Stateful Applications usually require authentication and session cookies in order to respond to requests, such that when a user makes a request to your server for the first time, an authentication system is activated, and a cookie session is stored in the user’s browser for easy access.

With the recent widespread adoption of microservices architecture, applications are typically deployed on several servers with a load balancer in front. The load balancer subsequently routes users to servers based on the load on each server. This implies that each time a user wants to interact with your servers, a different server might serve the user.

if the load balancer that sits in front of your application workloads sends the user to a different server without the session tokens during a subsequent request, the user’s request will be denied, this can cause a loss of revenue for businesses.

Another problem developers faced was data persistency. a Kubernetes cluster does not inherently keep data, when containers sit in clusters, virtual file systems are created as well, data is then written into these file systems. Containers by nature are ephemeral, which means they can die off at any time when a container in a pod dies, the files system dies with it, and is replaced by another pod instantly with a new file system.

This creates difficulties for users of business-critical workloads as the data on the file system would be lost whenever the pod dies. To solve this problem, Kubernetes makes use of volumes. Volumes are data storage that seats on the host machine, which then mounts into the files system of the containers. That means, the file system which the container uses is not native to the container, thus any data that’s written inside this filesystem persists even when that container is destroyed.

Deployment of Stateful Applications to Kubernetes.

To deal with some of the problems highlighted above. Developers usually deployed their stateless applications in Kubernetes Clusters and connected them to stateful Applications like databases running elsewhere.

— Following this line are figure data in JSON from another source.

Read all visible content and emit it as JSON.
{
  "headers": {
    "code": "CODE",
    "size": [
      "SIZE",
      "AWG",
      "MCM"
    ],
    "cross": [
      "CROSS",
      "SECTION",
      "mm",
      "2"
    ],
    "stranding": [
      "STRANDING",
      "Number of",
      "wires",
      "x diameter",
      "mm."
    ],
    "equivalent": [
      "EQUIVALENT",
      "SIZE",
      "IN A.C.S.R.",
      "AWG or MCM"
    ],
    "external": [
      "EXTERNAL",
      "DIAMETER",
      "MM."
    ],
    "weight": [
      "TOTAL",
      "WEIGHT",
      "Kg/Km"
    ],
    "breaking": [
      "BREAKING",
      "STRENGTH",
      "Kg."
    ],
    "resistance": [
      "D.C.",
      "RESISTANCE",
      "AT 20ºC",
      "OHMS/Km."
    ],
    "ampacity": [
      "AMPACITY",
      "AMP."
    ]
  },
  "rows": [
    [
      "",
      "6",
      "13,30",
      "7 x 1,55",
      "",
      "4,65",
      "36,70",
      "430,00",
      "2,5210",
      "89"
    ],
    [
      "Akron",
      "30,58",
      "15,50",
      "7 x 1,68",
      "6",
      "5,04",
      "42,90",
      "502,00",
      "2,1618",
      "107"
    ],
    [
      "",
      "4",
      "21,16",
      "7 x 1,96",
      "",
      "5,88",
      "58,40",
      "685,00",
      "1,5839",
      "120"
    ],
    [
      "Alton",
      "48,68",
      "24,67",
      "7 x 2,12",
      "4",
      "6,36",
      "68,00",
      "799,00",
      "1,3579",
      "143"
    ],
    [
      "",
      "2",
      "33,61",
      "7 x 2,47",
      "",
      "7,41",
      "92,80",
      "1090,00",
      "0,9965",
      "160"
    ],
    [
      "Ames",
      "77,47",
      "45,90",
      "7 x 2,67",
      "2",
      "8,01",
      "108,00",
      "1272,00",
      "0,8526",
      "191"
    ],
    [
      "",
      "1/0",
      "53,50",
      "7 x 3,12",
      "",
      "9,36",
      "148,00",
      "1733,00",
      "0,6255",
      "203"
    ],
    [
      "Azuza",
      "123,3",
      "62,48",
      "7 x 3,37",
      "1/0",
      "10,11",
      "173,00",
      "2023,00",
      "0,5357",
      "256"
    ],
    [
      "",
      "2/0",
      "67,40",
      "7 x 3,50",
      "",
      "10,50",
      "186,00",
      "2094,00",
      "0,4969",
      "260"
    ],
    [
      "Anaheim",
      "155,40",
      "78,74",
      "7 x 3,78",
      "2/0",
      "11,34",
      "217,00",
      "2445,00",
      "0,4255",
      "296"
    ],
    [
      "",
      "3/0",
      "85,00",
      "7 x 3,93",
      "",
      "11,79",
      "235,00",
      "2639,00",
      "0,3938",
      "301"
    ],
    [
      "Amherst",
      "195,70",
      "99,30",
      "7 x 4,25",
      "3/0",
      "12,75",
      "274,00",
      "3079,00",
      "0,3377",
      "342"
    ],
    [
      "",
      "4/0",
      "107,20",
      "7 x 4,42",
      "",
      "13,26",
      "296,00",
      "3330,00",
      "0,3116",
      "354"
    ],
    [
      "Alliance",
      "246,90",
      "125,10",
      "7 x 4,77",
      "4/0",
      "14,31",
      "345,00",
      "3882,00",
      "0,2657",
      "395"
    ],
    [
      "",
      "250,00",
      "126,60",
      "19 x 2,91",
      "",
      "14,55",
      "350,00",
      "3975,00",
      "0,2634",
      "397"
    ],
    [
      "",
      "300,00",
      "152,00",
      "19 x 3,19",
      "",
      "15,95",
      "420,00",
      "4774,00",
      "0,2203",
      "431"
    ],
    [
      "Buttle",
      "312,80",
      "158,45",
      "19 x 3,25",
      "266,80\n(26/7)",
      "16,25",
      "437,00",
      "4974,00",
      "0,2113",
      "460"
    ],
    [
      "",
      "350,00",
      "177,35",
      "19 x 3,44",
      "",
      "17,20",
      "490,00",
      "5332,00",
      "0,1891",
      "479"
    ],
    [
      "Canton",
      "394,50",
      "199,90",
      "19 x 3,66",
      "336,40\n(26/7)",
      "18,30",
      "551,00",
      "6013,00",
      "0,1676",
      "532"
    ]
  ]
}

With Statefulsets, Applications with State can be deployed directly into Kubernetes clusters. The Kubernetes controller used to run stateful applications as containers (Pods) in the Kubernetes cluster is called a StatefulSet. Instead of giving each replica Pod a random ID, StatefulSets provide each Pod a persistent identity — an ordinal number beginning with zero. Statefulsets help running Applications to have unique, persistent network IDs that are retained through rescheduling.

Stateful sets systematically scale up and scale down pods, and ensure that data volumes are not destroyed. When the containers themselves are shut down for any reason, the volume's storage are still protected, and when the containers are restarted, they are simply attached to the existing volumes.

Should You deploy stateful apps into Kubernetes?’

Whether your Stateful Application should be deployed to Kubernetes depends on your needs and requirements as an organization. Some developers are of the opinion that the stateful sets Workload API provided by Kubernetes is too simplistic to run Critical stateful workloads like databases. Databases require several tasks, including backup creation, data replication, cluster expansion, standby cluster creation, disaster recovery, monitoring, and more.

Tooling systems like a combination of Operators and Custom Resource Definitions (CRD) have been advocated as the proper way to deploy Databases workloads in Kubernetes. In Using Operators and CRDs, Kubernetes objects are created to represent database clusters that can be managed as any other resource, while the Operator will watch the Kubernetes API for any changes and take action. Ultimately, there is no hard and fast rule on how to deploy stateful workloads in Kubernetes. It all depends on the needs of an organization.

In summary, while Kubernetes appears to have become the defacto containerization tool, the deployment of stateful workloads in Kubernetes is still a bit of a challenge for developers. Different developers customize their own approaches based on their own unique challenges and business demands. However, a combination of Operators and CRDs poses some promise for solutions.